Others have struggled out of the gate as well, though once again this isn’t at all unusual early in camp. Rony Garcia looked shaky on Sunday and is far from assured a role on the major league roster. Matt Wisler, the most likely of Scott Harris’ minor league additions, hasn’t recaptured his velocity in the early going but remains a pretty good bet to make the team. Nothing decisive has happened yet, so all these battles are still pretty wide open with plenty of available spots in the pen.

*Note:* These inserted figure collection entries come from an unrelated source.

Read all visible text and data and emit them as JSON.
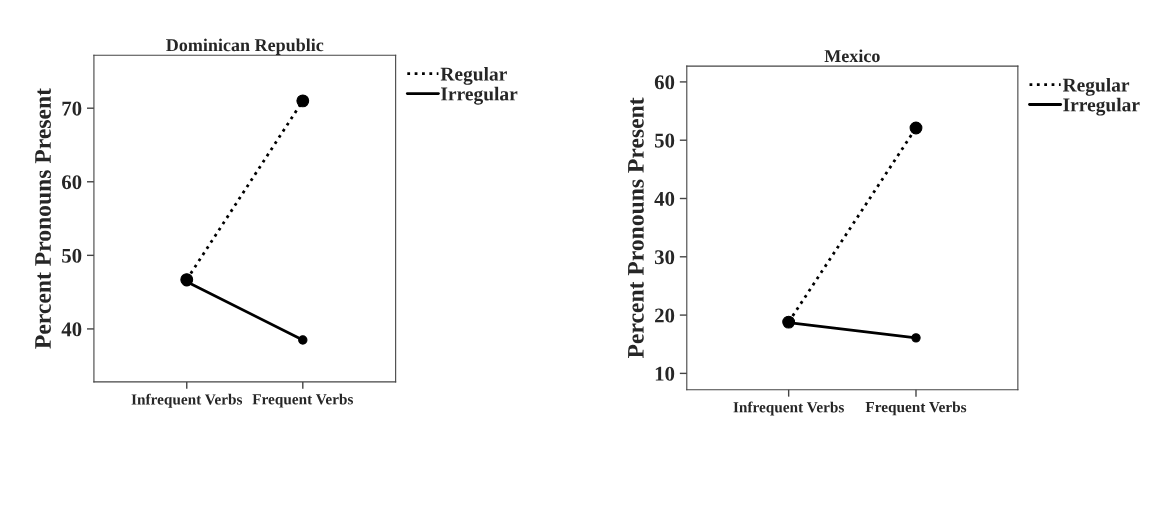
{
  "chart_data": [
    {
      "type": "line",
      "title": "Dominican Republic",
      "ylabel": "Percent Pronouns Present",
      "categories": [
        "Infrequent Verbs",
        "Frequent Verbs"
      ],
      "ylim": [
        32.8,
        77.2
      ],
      "yticks": [
        40,
        50,
        60,
        70
      ],
      "marker": "circle",
      "legend": "top right",
      "grid": false,
      "series": [
        {
          "name": "Regular",
          "color": "#000000",
          "line_style": "dotted",
          "values": [
            46.7,
            71.0
          ]
        },
        {
          "name": "Irregular",
          "color": "#000000",
          "line_style": "solid",
          "values": [
            46.4,
            38.5
          ]
        }
      ]
    },
    {
      "type": "line",
      "title": "Mexico",
      "ylabel": "Percent Pronouns Present",
      "categories": [
        "Infrequent Verbs",
        "Frequent Verbs"
      ],
      "ylim": [
        7.2,
        62.7
      ],
      "yticks": [
        10,
        20,
        30,
        40,
        50,
        60
      ],
      "marker": "circle",
      "legend": "top right",
      "grid": false,
      "series": [
        {
          "name": "Regular",
          "color": "#000000",
          "line_style": "dotted",
          "values": [
            18.8,
            52.1
          ]
        },
        {
          "name": "Irregular",
          "color": "#000000",
          "line_style": "solid",
          "values": [
            18.7,
            16.1
          ]
        }
      ]
    }
  ]
}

Pitch clock and the new rules
So far the pitch clock has claimed a few victims, and the rules could use a little better clarification, but that’s the whole point of rolling it out this spring and collecting team feedback on how to make the whole process as clear and simple as possible. We’ve seen a few strange instances of hitters called for violations despite being in the batter’s box because the umpire judged that they weren’t focused on the pitcher and ready to hit in time. In other cases, pitchers have waited for hitters and gotten called for violations themselves, so some tweaking to the rules seem in order.
Many smart pitchers and hitters are also trying to push buttons and figure out how to use the clock pressure to their advantage. Max Scherzer has messed with making hitters wait and then quick pitching them, and he’s far from the only one. Likewise players are learning how to use their timeouts, and the pitchers are getting used to the new limits on disengagements. How to hold runners without burning your two pickoff throws is a popular topic of discussion among pitchers right now.

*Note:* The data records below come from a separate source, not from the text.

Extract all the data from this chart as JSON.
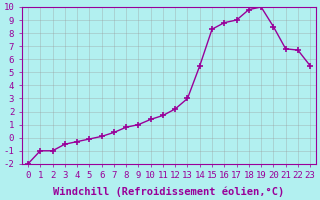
{
  "x": [
    0,
    1,
    2,
    3,
    4,
    5,
    6,
    7,
    8,
    9,
    10,
    11,
    12,
    13,
    14,
    15,
    16,
    17,
    18,
    19,
    20,
    21,
    22,
    23
  ],
  "y": [
    -2.0,
    -1.0,
    -1.0,
    -0.5,
    -0.3,
    -0.1,
    0.1,
    0.4,
    0.8,
    1.0,
    1.4,
    1.7,
    2.2,
    3.0,
    5.5,
    8.3,
    8.8,
    9.0,
    9.8,
    10.0,
    8.5,
    6.8,
    6.7,
    5.5
  ],
  "xlabel": "Windchill (Refroidissement éolien,°C)",
  "ylabel": "",
  "xlim": [
    -0.5,
    23.5
  ],
  "ylim": [
    -2,
    10
  ],
  "yticks": [
    -2,
    -1,
    0,
    1,
    2,
    3,
    4,
    5,
    6,
    7,
    8,
    9,
    10
  ],
  "xticks": [
    0,
    1,
    2,
    3,
    4,
    5,
    6,
    7,
    8,
    9,
    10,
    11,
    12,
    13,
    14,
    15,
    16,
    17,
    18,
    19,
    20,
    21,
    22,
    23
  ],
  "line_color": "#990099",
  "marker": "+",
  "bg_color": "#b2f0f0",
  "grid_color": "#999999",
  "tick_color": "#990099",
  "label_color": "#990099",
  "font_size": 6.5,
  "xlabel_fontsize": 7.5
}
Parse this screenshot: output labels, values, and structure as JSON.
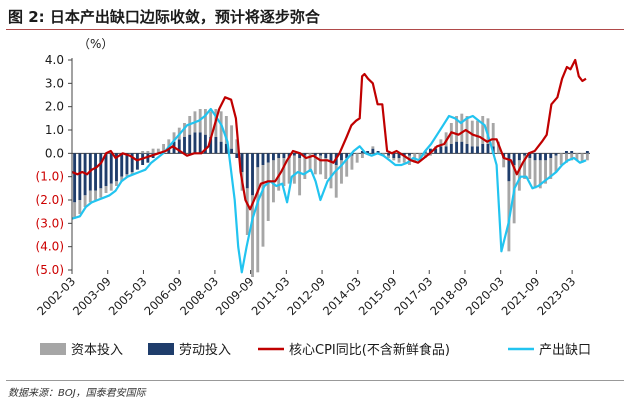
{
  "title": "图 2:  日本产出缺口边际收敛，预计将逐步弥合",
  "source": "数据来源：BOJ，国泰君安国际",
  "chart_data": {
    "type": "bar",
    "unit_label": "（%）",
    "ylim": [
      -5.0,
      4.0
    ],
    "yticks": [
      {
        "v": 4.0,
        "label": "4.0",
        "color": "#1a1a1a"
      },
      {
        "v": 3.0,
        "label": "3.0",
        "color": "#1a1a1a"
      },
      {
        "v": 2.0,
        "label": "2.0",
        "color": "#1a1a1a"
      },
      {
        "v": 1.0,
        "label": "1.0",
        "color": "#1a1a1a"
      },
      {
        "v": 0.0,
        "label": "0.0",
        "color": "#1a1a1a"
      },
      {
        "v": -1.0,
        "label": "(1.0)",
        "color": "#cc0000"
      },
      {
        "v": -2.0,
        "label": "(2.0)",
        "color": "#cc0000"
      },
      {
        "v": -3.0,
        "label": "(3.0)",
        "color": "#cc0000"
      },
      {
        "v": -4.0,
        "label": "(4.0)",
        "color": "#cc0000"
      },
      {
        "v": -5.0,
        "label": "(5.0)",
        "color": "#cc0000"
      }
    ],
    "xlim": [
      2002.17,
      2023.92
    ],
    "xticks": [
      {
        "v": 2002.17,
        "label": "2002-03"
      },
      {
        "v": 2003.67,
        "label": "2003-09"
      },
      {
        "v": 2005.17,
        "label": "2005-03"
      },
      {
        "v": 2006.67,
        "label": "2006-09"
      },
      {
        "v": 2008.17,
        "label": "2008-03"
      },
      {
        "v": 2009.67,
        "label": "2009-09"
      },
      {
        "v": 2011.17,
        "label": "2011-03"
      },
      {
        "v": 2012.67,
        "label": "2012-09"
      },
      {
        "v": 2014.17,
        "label": "2014-03"
      },
      {
        "v": 2015.67,
        "label": "2015-09"
      },
      {
        "v": 2017.17,
        "label": "2017-03"
      },
      {
        "v": 2018.67,
        "label": "2018-09"
      },
      {
        "v": 2020.17,
        "label": "2020-03"
      },
      {
        "v": 2021.67,
        "label": "2021-09"
      },
      {
        "v": 2023.17,
        "label": "2023-03"
      }
    ],
    "legend": [
      {
        "name": "资本投入",
        "type": "bar",
        "color": "#a6a6a6"
      },
      {
        "name": "劳动投入",
        "type": "bar",
        "color": "#1f3d6b"
      },
      {
        "name": "核心CPI同比(不含新鲜食品)",
        "type": "line",
        "color": "#c00000"
      },
      {
        "name": "产出缺口",
        "type": "line",
        "color": "#22c4f0"
      }
    ],
    "series": [
      {
        "name": "产出缺口",
        "kind": "line",
        "color": "#22c4f0",
        "points": [
          [
            2002.17,
            -2.8
          ],
          [
            2002.5,
            -2.7
          ],
          [
            2002.75,
            -2.3
          ],
          [
            2003.0,
            -2.1
          ],
          [
            2003.25,
            -2.0
          ],
          [
            2003.5,
            -1.9
          ],
          [
            2003.75,
            -1.8
          ],
          [
            2004.0,
            -1.6
          ],
          [
            2004.25,
            -1.2
          ],
          [
            2004.5,
            -1.0
          ],
          [
            2004.75,
            -0.9
          ],
          [
            2005.0,
            -0.8
          ],
          [
            2005.25,
            -0.7
          ],
          [
            2005.5,
            -0.4
          ],
          [
            2005.75,
            -0.2
          ],
          [
            2006.0,
            0.0
          ],
          [
            2006.25,
            0.3
          ],
          [
            2006.5,
            0.6
          ],
          [
            2006.75,
            0.9
          ],
          [
            2007.0,
            1.2
          ],
          [
            2007.25,
            1.3
          ],
          [
            2007.5,
            1.4
          ],
          [
            2007.75,
            1.6
          ],
          [
            2008.0,
            1.9
          ],
          [
            2008.2,
            1.6
          ],
          [
            2008.45,
            1.2
          ],
          [
            2008.7,
            0.5
          ],
          [
            2009.0,
            -2.0
          ],
          [
            2009.15,
            -4.0
          ],
          [
            2009.3,
            -5.1
          ],
          [
            2009.5,
            -4.0
          ],
          [
            2009.75,
            -2.8
          ],
          [
            2010.0,
            -2.0
          ],
          [
            2010.25,
            -1.4
          ],
          [
            2010.5,
            -1.2
          ],
          [
            2010.75,
            -1.4
          ],
          [
            2011.0,
            -1.3
          ],
          [
            2011.2,
            -2.1
          ],
          [
            2011.4,
            -1.0
          ],
          [
            2011.65,
            -0.8
          ],
          [
            2011.9,
            -0.9
          ],
          [
            2012.2,
            -0.7
          ],
          [
            2012.4,
            -1.2
          ],
          [
            2012.6,
            -2.0
          ],
          [
            2012.9,
            -1.2
          ],
          [
            2013.2,
            -0.8
          ],
          [
            2013.5,
            -0.5
          ],
          [
            2013.75,
            -0.2
          ],
          [
            2014.0,
            0.1
          ],
          [
            2014.25,
            0.3
          ],
          [
            2014.5,
            0.0
          ],
          [
            2014.75,
            -0.1
          ],
          [
            2015.0,
            0.0
          ],
          [
            2015.25,
            -0.1
          ],
          [
            2015.5,
            -0.3
          ],
          [
            2015.75,
            -0.5
          ],
          [
            2016.0,
            -0.5
          ],
          [
            2016.25,
            -0.4
          ],
          [
            2016.5,
            -0.2
          ],
          [
            2016.75,
            -0.3
          ],
          [
            2017.0,
            0.1
          ],
          [
            2017.25,
            0.4
          ],
          [
            2017.5,
            0.8
          ],
          [
            2017.75,
            1.2
          ],
          [
            2018.0,
            1.6
          ],
          [
            2018.25,
            1.5
          ],
          [
            2018.5,
            1.3
          ],
          [
            2018.75,
            1.5
          ],
          [
            2019.0,
            1.6
          ],
          [
            2019.25,
            1.4
          ],
          [
            2019.5,
            1.2
          ],
          [
            2019.75,
            0.4
          ],
          [
            2020.0,
            -0.5
          ],
          [
            2020.2,
            -4.2
          ],
          [
            2020.5,
            -3.0
          ],
          [
            2020.75,
            -1.5
          ],
          [
            2021.0,
            -1.0
          ],
          [
            2021.25,
            -1.0
          ],
          [
            2021.5,
            -1.5
          ],
          [
            2021.75,
            -1.4
          ],
          [
            2022.0,
            -1.2
          ],
          [
            2022.25,
            -1.0
          ],
          [
            2022.5,
            -0.8
          ],
          [
            2022.75,
            -0.5
          ],
          [
            2023.0,
            -0.3
          ],
          [
            2023.25,
            -0.2
          ],
          [
            2023.5,
            -0.4
          ],
          [
            2023.75,
            -0.3
          ]
        ]
      },
      {
        "name": "核心CPI同比(不含新鲜食品)",
        "kind": "line",
        "color": "#c00000",
        "points": [
          [
            2002.17,
            -0.8
          ],
          [
            2002.4,
            -0.9
          ],
          [
            2002.6,
            -0.8
          ],
          [
            2002.8,
            -0.9
          ],
          [
            2003.0,
            -0.7
          ],
          [
            2003.2,
            -0.6
          ],
          [
            2003.4,
            -0.4
          ],
          [
            2003.6,
            0.0
          ],
          [
            2003.8,
            0.1
          ],
          [
            2004.0,
            -0.2
          ],
          [
            2004.3,
            0.0
          ],
          [
            2004.6,
            -0.1
          ],
          [
            2004.9,
            -0.3
          ],
          [
            2005.2,
            -0.2
          ],
          [
            2005.5,
            -0.1
          ],
          [
            2005.8,
            0.0
          ],
          [
            2006.1,
            0.1
          ],
          [
            2006.4,
            0.3
          ],
          [
            2006.7,
            0.1
          ],
          [
            2007.0,
            -0.1
          ],
          [
            2007.3,
            0.0
          ],
          [
            2007.6,
            0.0
          ],
          [
            2007.9,
            0.3
          ],
          [
            2008.1,
            1.0
          ],
          [
            2008.35,
            1.9
          ],
          [
            2008.6,
            2.4
          ],
          [
            2008.85,
            2.3
          ],
          [
            2009.05,
            1.5
          ],
          [
            2009.25,
            -0.8
          ],
          [
            2009.45,
            -2.0
          ],
          [
            2009.65,
            -2.4
          ],
          [
            2009.9,
            -1.8
          ],
          [
            2010.1,
            -1.3
          ],
          [
            2010.4,
            -1.2
          ],
          [
            2010.7,
            -1.2
          ],
          [
            2010.95,
            -0.8
          ],
          [
            2011.2,
            -0.3
          ],
          [
            2011.45,
            0.1
          ],
          [
            2011.75,
            0.0
          ],
          [
            2012.0,
            -0.2
          ],
          [
            2012.3,
            -0.1
          ],
          [
            2012.6,
            -0.3
          ],
          [
            2012.9,
            -0.3
          ],
          [
            2013.15,
            -0.4
          ],
          [
            2013.4,
            0.0
          ],
          [
            2013.7,
            0.7
          ],
          [
            2013.9,
            1.2
          ],
          [
            2014.1,
            1.4
          ],
          [
            2014.25,
            1.5
          ],
          [
            2014.35,
            3.3
          ],
          [
            2014.45,
            3.4
          ],
          [
            2014.6,
            3.2
          ],
          [
            2014.8,
            3.0
          ],
          [
            2015.0,
            2.1
          ],
          [
            2015.2,
            2.1
          ],
          [
            2015.4,
            0.1
          ],
          [
            2015.6,
            0.0
          ],
          [
            2015.8,
            0.1
          ],
          [
            2016.1,
            -0.1
          ],
          [
            2016.4,
            -0.3
          ],
          [
            2016.7,
            -0.4
          ],
          [
            2016.95,
            -0.2
          ],
          [
            2017.2,
            0.0
          ],
          [
            2017.5,
            0.3
          ],
          [
            2017.8,
            0.4
          ],
          [
            2018.1,
            0.9
          ],
          [
            2018.4,
            0.8
          ],
          [
            2018.7,
            1.0
          ],
          [
            2019.0,
            0.8
          ],
          [
            2019.3,
            0.7
          ],
          [
            2019.6,
            0.5
          ],
          [
            2019.8,
            0.6
          ],
          [
            2020.0,
            0.6
          ],
          [
            2020.3,
            -0.2
          ],
          [
            2020.6,
            -0.3
          ],
          [
            2020.85,
            -0.9
          ],
          [
            2021.1,
            -0.4
          ],
          [
            2021.35,
            0.0
          ],
          [
            2021.6,
            0.1
          ],
          [
            2021.9,
            0.5
          ],
          [
            2022.1,
            0.8
          ],
          [
            2022.3,
            2.1
          ],
          [
            2022.55,
            2.4
          ],
          [
            2022.75,
            3.2
          ],
          [
            2022.95,
            3.7
          ],
          [
            2023.1,
            3.6
          ],
          [
            2023.3,
            4.0
          ],
          [
            2023.45,
            3.3
          ],
          [
            2023.6,
            3.1
          ],
          [
            2023.75,
            3.2
          ]
        ]
      },
      {
        "name": "资本投入",
        "kind": "bar",
        "color": "#a6a6a6",
        "values": [
          -0.7,
          -0.6,
          -0.5,
          -0.5,
          -0.4,
          -0.4,
          -0.3,
          -0.3,
          -0.2,
          -0.2,
          -0.1,
          -0.1,
          0.0,
          0.1,
          0.1,
          0.2,
          0.2,
          0.3,
          0.3,
          0.4,
          0.5,
          0.6,
          0.8,
          0.9,
          1.0,
          1.1,
          1.1,
          1.2,
          1.3,
          1.2,
          1.0,
          0.6,
          -0.8,
          -2.0,
          -3.5,
          -4.5,
          -3.5,
          -2.5,
          -1.8,
          -1.4,
          -1.2,
          -1.1,
          -1.2,
          -1.6,
          -1.0,
          -0.8,
          -0.8,
          -0.8,
          -0.9,
          -1.1,
          -1.4,
          -1.0,
          -0.8,
          -0.6,
          -0.4,
          -0.2,
          0.0,
          0.1,
          0.0,
          -0.1,
          -0.1,
          -0.1,
          -0.2,
          -0.3,
          -0.4,
          -0.4,
          -0.3,
          -0.2,
          -0.1,
          0.1,
          0.3,
          0.6,
          0.9,
          1.1,
          1.2,
          1.2,
          1.1,
          1.1,
          1.2,
          1.1,
          1.0,
          0.5,
          -0.4,
          -3.0,
          -2.5,
          -1.3,
          -1.0,
          -0.9,
          -1.2,
          -1.2,
          -1.0,
          -0.9,
          -0.7,
          -0.5,
          -0.4,
          -0.3,
          -0.3,
          -0.4,
          -0.3
        ]
      },
      {
        "name": "劳动投入",
        "kind": "bar",
        "color": "#1f3d6b",
        "values": [
          -2.1,
          -2.0,
          -1.8,
          -1.6,
          -1.6,
          -1.5,
          -1.4,
          -1.3,
          -1.2,
          -1.0,
          -0.9,
          -0.8,
          -0.7,
          -0.5,
          -0.4,
          -0.2,
          0.0,
          0.1,
          0.3,
          0.5,
          0.6,
          0.7,
          0.8,
          0.9,
          0.9,
          0.8,
          0.7,
          0.7,
          0.5,
          0.4,
          0.2,
          -0.2,
          -0.8,
          -1.5,
          -1.8,
          -0.6,
          -0.5,
          -0.4,
          -0.3,
          -0.2,
          -0.2,
          -0.2,
          -0.1,
          -0.2,
          -0.1,
          0.0,
          -0.1,
          -0.1,
          -0.2,
          -0.4,
          -0.5,
          -0.3,
          -0.2,
          -0.1,
          0.0,
          0.1,
          0.1,
          0.2,
          0.1,
          0.0,
          -0.1,
          -0.2,
          -0.2,
          -0.1,
          -0.1,
          0.0,
          0.0,
          0.1,
          0.2,
          0.2,
          0.3,
          0.3,
          0.4,
          0.5,
          0.5,
          0.4,
          0.3,
          0.3,
          0.4,
          0.4,
          0.3,
          0.0,
          -0.2,
          -1.2,
          -0.5,
          -0.3,
          -0.1,
          -0.2,
          -0.3,
          -0.3,
          -0.3,
          -0.2,
          -0.1,
          0.0,
          0.1,
          0.1,
          0.0,
          0.0,
          0.1
        ]
      }
    ]
  }
}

As far as the bigger bases and consequently shortened basepaths, teams are running a little more but things haven’t gotten crazy just yet. The Tigers have eight steals in nine attempts, with Ryan Kreidler and Akil Baddoo leading the way with three and two, respectively. No sign of them running at will, despite the high success rate. Of course, the right players have to get on base.
As far as the shift goes, we saw Joey Gallo homer off Joey Wentz in the second inning, and then pull two balls through the right side of the infield for singles on Sunday. Scientifically, that’s all you need to know there will be some happier left-handed hitters around the league this season. The overall effect may be small, but certain players are going to thrive as a result.
The Tigers are still experimenting with the Pitch Com system to see how best to deploy it. Different pitchers have different opinions on the subject. Eduardo Rodriguez called his own pitches in his last outing and loved it. Manager A.J. Hinch, speaking after the game, said they wouldn’t be doing that again and would be focusing on making the game calling more collaborative. For his part, Matt Boyd let his catcher call the game, but used the system to call his pitch in a few specific occasions when he used his veto power.
The Tigers are going to want things to be more interactive than that between the pitcher, catcher, and coaching staff. There are huge amounts of effort put into advanced scouting hitters and gameplanning, of course. Still, the point is to follow the plan as much as possible. As long as they’re doing that, it probably doesn’t matter who pushes the buttons to call the pitch. It’s understandable, as Rodriguez said, that to call your own game allows for a certain rhythm and decisiveness. Perhaps veteran pitchers will get a little more leeway to do that. How best to use the technology will be an ongoing topic of discussion.